Meşhur İngiliz yayın grubu Nature‘a bağlı Nature Geoscience dergisinde, 2012 Ekim ayı içerisinde yayımlanan bir makale, güneş kaynaklı doğal değişkenliğin dünyanın iklimi üzerinde büyük bir etkisi olduğunu gözler önüne serdi. Makale, güneşten dünyaya gelen ışınımdaki (güneş radyasyonu) oynamaların Kuzey Yarımküre’nin kış iklimine olan muhtemel etkisini ele alıyor ve bugüne kadar bu konuda yapılan çalışmaların bir devamı niteliğinde.

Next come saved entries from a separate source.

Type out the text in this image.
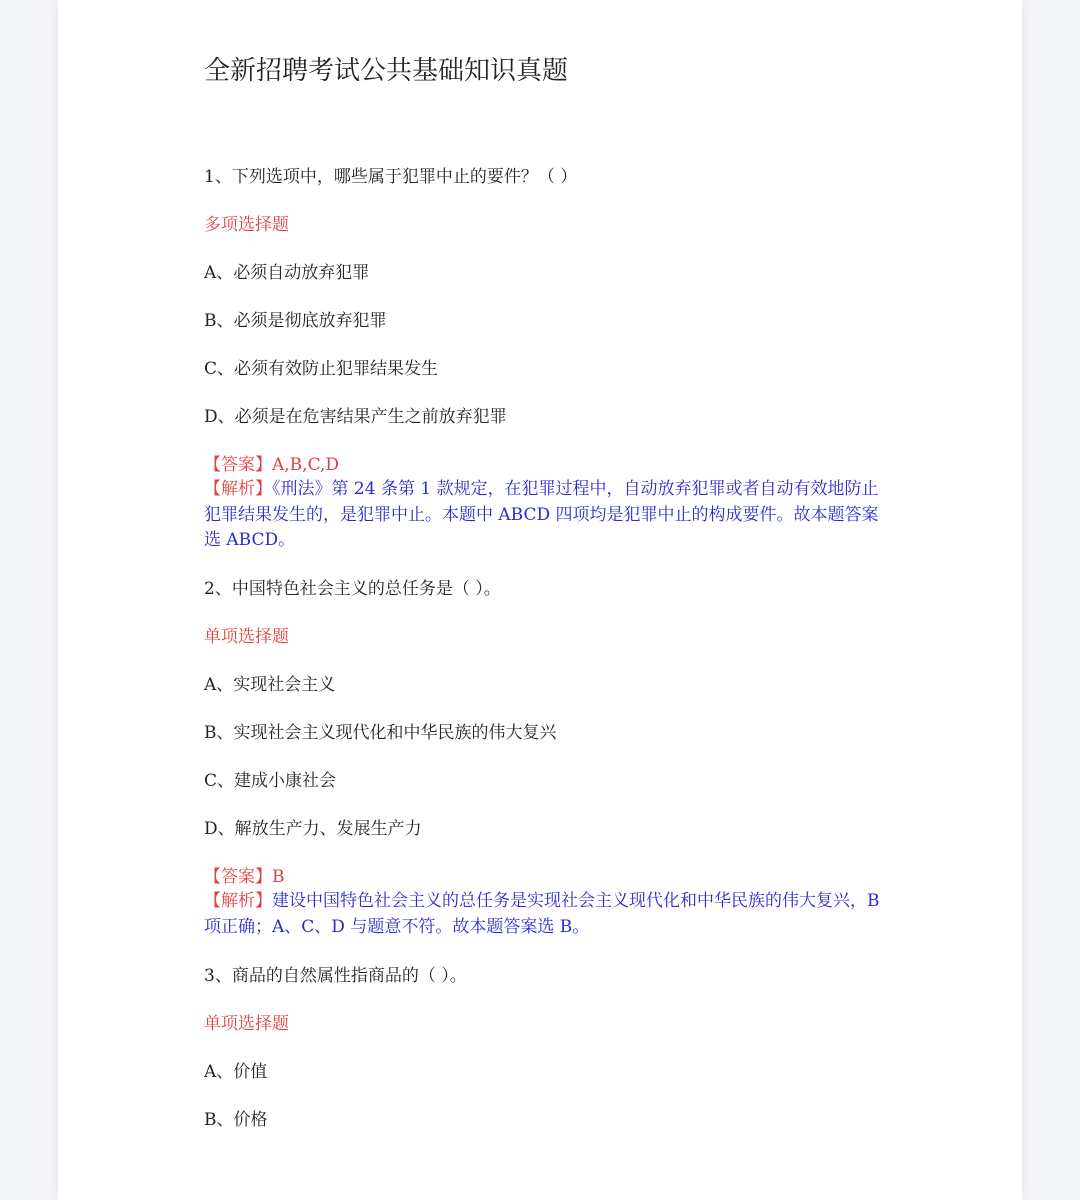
全新招聘考试公共基础知识真题
1、下列选项中，哪些属于犯罪中止的要件？（ ）
多项选择题
A、必须自动放弃犯罪
B、必须是彻底放弃犯罪
C、必须有效防止犯罪结果发生
D、必须是在危害结果产生之前放弃犯罪
【答案】A,B,C,D
【解析】《刑法》第 24 条第 1 款规定，在犯罪过程中，自动放弃犯罪或者自动有效地防止犯罪结果发生的，是犯罪中止。本题中 ABCD 四项均是犯罪中止的构成要件。故本题答案选 ABCD。
2、中国特色社会主义的总任务是（ ）。
单项选择题
A、实现社会主义
B、实现社会主义现代化和中华民族的伟大复兴
C、建成小康社会
D、解放生产力、发展生产力
【答案】B
【解析】建设中国特色社会主义的总任务是实现社会主义现代化和中华民族的伟大复兴，B 项正确；A、C、D 与题意不符。故本题答案选 B。
3、商品的自然属性指商品的（ ）。
单项选择题
A、价值
B、价格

Önemi ise, yeni ve çok önemli gözlemleri temel alan bir çalışma olması. Ölçümünde birçok belirsizliğin var olageldiği güneş ışınımı, 2003’ün sonunda uzaya fırlatılan SORCE (Güneş Işınımı ve İklim Deneyi) uydusu ile daha önce ulaşılamamış bir hassasiyetle günümüze dek ölçüldü. Bu ölçümler, dünyanın yegane ısı kaynağı olan bu devasa ateş topunun saçtığı enerjinin kısa kabul edilebilecek zaman dilimlerinde dahi önemli ölçüde değişebildiğini, kesin olarak gözler önüne serdi. Mesela, 23 numaralı güneş döngüsü minimuma doğru inişe geçtiğinde (bunun ne demek olduğunu bir sonraki paragrafta anlatacağız), dünyaya ulaşan güneş ışınımında çarpıcı bir azalma gözlenmiş – bu azalma, önceki çalışmalarda kestirim yoluyla hesaplanan değerlerin 4 ila 6 misli imiş! Makalenin yazarları, Kuzey Avrupa ve Kuzey Amerika’da son 2-3 yılda yaşanan şiddetli kışları örnek olarak sunarak, ışınımdaki bu kayda değer azalmanın, Kuzey Yarımküre’nin kış mevsimini bariz bir şekilde etkilediğini söylüyorlar. Bu etkinin nasıl oluştuğuna bakmadan önce, güneş lekesi ve güneş döngüsü gibi kavramları bir gözden geçirelim.
Gelelim şimdi 11 yıllık meseleye .......
Güneş Döngüsü: Minimum’dan Maksimum’a…Güneş etkinliğinin, tam adıyla söylersek güneşteki manyetik etkinliğin, minimumlarla maksimumlar arasında gidip gelen bir döngüsü var (Şekil 1). Güneşte en az patlamanın ve siyah lekenin gözlendiği, manyetik rüzgarın en zayıf, güneşten gelen ışınımın en güçsüz olduğu zamanlara güneş minimumu deniyor (Şekil 2).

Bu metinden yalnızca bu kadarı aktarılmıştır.